Fall of the House of Wilde: Oscar Wilde and His Family
Oscar Wilde owed his most outstanding characteristics - his precocious intellectualism, his flamboyance, his hedonism, his recklessness, his pride, his sense of superiority, his liberal sexual values - to his parents. Oscar's mother, Lady Jane Wilde, rose to prominence as a political journalist, advocating in 1848 a rebellion against colonialism. Proud, involved and challenging, she became a salon hostess and opened the Wilde's Dublin home at No. 1 Merrion Square to the public. Known as the most scintillating and stirring hostess of her day, she passed on her infectious delight in the art of living to Oscar, who imbibed it greedily. His father was Sir William Wilde, one of the most eminent men of his generation. Acutely conscious of injustices in the social order, Sir William laid the foundations for the Celtic renaissance in the belief that culture would establish a common ground between the privileged and the poor, Protestant and Catholic. But Sir William was also a philanderer, and when he stood accused of sexually assaulting a young female patient, the scandal and trial sent shock waves through Dublin society. After his death the Wildes moved to London where Oscar burst irrepressibly upon the scene. The one role that didn't suit him was that of the Victorian husband, as his wife, Constance, was to discover. For beneath the swelling forehead was a self-destructive itch: a lifelong devourer of attention, Oscar was unable to recognise when the party was over. The Fall of the House of Wilde for the first time places Oscar Wilde as a member of one of the most dazzling Anglo-Irish families of Victorian times, and also in the broader social, political and religious context. A remarkable and perceptive account, this is a major repositioning of our first modern celebrity, a man whose own fall from grace in a trial as public as his father's marked the end of fin de siècle decadence.
A fascinating insight into the Wilde family's double fall from grace
Emer O'Sullivan has made an indispensable contribution to Wildean literature. She goes back to the beginning and finds out where Oscar came from. Where he really came from. O'Sullivan's detailed portraits of Wilde's father, mother and brother are, at every page, compelling, informative and fascinating - especially to one who made the vain mistake of thinking he just about knew it all. The meticulous scholarship and insight she brings are fantastically valuable.
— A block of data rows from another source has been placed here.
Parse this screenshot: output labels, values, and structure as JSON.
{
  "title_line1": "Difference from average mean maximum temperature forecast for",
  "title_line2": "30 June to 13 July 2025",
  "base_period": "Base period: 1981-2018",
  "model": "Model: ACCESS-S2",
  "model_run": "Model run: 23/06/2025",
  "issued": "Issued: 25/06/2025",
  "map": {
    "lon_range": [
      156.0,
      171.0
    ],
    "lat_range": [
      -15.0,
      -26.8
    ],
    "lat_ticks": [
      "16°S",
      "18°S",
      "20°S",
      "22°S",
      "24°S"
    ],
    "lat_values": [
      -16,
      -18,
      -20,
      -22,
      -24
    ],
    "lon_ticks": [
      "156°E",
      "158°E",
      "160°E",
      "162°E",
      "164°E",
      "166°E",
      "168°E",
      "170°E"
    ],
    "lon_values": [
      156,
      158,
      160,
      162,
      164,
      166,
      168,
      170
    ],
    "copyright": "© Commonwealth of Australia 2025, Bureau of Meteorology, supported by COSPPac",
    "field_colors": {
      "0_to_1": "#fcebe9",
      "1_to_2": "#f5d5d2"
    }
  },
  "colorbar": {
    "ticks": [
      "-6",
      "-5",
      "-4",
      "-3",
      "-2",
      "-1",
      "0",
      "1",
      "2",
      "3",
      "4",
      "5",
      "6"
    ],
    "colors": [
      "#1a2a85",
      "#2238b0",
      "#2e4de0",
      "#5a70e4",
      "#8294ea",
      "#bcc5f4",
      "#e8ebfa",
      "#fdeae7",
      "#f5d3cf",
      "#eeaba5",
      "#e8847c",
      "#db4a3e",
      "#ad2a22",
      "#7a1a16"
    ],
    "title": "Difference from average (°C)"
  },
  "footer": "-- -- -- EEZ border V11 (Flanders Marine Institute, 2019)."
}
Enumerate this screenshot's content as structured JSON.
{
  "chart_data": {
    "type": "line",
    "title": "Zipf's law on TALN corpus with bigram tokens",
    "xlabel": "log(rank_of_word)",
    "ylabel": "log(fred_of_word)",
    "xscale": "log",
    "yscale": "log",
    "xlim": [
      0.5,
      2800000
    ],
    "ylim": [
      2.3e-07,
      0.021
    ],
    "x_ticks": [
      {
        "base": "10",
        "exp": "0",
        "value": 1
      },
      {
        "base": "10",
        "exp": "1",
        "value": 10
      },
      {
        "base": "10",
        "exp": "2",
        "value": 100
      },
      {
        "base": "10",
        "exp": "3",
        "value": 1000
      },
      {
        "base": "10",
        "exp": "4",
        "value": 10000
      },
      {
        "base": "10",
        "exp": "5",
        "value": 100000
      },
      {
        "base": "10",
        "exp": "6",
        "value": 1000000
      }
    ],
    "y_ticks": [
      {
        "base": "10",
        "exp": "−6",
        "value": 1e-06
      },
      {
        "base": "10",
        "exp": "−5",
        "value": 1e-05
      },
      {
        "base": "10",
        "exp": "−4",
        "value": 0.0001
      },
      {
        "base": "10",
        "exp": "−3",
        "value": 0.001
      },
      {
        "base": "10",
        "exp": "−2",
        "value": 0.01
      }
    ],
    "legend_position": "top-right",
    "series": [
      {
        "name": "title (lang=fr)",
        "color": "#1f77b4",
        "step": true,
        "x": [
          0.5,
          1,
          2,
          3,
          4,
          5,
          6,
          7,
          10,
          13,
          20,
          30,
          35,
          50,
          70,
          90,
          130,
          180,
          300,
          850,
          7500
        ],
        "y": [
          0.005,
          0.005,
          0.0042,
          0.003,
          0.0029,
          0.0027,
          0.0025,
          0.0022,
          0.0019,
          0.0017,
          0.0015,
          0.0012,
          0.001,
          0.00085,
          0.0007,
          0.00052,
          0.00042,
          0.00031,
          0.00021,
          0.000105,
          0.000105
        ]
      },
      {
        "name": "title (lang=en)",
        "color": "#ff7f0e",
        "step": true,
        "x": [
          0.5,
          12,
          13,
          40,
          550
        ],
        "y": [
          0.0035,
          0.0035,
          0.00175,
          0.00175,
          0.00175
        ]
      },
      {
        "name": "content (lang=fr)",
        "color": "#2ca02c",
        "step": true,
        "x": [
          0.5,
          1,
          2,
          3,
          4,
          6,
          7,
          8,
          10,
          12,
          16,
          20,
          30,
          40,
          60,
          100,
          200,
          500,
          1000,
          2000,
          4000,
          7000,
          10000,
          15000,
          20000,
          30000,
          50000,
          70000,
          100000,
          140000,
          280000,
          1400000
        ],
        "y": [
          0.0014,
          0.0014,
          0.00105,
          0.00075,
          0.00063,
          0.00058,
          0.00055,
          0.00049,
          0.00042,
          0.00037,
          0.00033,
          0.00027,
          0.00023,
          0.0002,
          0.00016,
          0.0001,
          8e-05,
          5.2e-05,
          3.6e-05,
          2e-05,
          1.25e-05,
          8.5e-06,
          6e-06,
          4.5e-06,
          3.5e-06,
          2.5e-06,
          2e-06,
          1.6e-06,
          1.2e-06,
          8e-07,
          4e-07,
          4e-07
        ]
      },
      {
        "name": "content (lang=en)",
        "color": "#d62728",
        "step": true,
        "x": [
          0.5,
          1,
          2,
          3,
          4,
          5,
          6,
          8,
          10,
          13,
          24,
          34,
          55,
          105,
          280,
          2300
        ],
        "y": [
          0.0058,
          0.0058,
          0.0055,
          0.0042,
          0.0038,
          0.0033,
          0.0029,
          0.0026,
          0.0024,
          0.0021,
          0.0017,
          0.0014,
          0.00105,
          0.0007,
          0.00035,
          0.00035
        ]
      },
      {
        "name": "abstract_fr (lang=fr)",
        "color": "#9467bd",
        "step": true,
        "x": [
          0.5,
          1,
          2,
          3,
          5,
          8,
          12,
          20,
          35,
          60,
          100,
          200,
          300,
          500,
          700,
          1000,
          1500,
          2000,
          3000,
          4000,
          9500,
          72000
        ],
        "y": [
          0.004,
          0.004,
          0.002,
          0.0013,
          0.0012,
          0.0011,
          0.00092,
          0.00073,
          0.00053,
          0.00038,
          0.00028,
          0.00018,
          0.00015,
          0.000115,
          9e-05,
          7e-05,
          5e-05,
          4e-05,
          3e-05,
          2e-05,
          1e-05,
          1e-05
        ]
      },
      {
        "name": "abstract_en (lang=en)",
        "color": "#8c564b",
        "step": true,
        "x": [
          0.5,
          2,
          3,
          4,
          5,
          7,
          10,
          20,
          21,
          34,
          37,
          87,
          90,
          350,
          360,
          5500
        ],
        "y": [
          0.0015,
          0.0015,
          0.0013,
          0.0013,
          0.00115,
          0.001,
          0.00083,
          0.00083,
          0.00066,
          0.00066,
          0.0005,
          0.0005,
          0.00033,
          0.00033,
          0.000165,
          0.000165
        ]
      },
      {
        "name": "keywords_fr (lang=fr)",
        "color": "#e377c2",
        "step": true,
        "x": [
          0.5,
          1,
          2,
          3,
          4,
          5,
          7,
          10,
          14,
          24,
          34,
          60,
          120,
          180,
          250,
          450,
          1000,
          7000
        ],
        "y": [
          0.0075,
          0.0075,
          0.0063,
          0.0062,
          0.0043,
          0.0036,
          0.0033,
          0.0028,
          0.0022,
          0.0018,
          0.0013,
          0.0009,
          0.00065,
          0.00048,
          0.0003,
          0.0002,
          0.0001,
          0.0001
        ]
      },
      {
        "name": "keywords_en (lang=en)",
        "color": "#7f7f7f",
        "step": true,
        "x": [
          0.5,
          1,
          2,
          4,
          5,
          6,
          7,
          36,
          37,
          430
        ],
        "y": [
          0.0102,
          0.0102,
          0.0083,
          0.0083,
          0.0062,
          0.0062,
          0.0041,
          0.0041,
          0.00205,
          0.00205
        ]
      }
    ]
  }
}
Not since Ellmann's masterly 1988 biography has a book been published that will be so warmly welcomed by those still held in thrill by the myth and reality of Oscar Wilde, that miracle of mind and personality. Perhaps even more importantly, this is a book that reminds us how very unlikely it is that a genius is likely to born in a vacuum: Oscar was, O'Sullivan demonstrates, every inch his parents' child. I feel perhaps most moved and surprised by the potential of their other son, the largely forgotten Willie. How easily he could have been the Wilde we would have remembered -- Stephen Fry
Emer O'Sullivan graduated from Trinity College, Dublin, and has completed an MA in Life Writing and a PhD in Virginia Woolf's literature at UEA, where she also lectured in English Literature. This is her first book. She lives in London.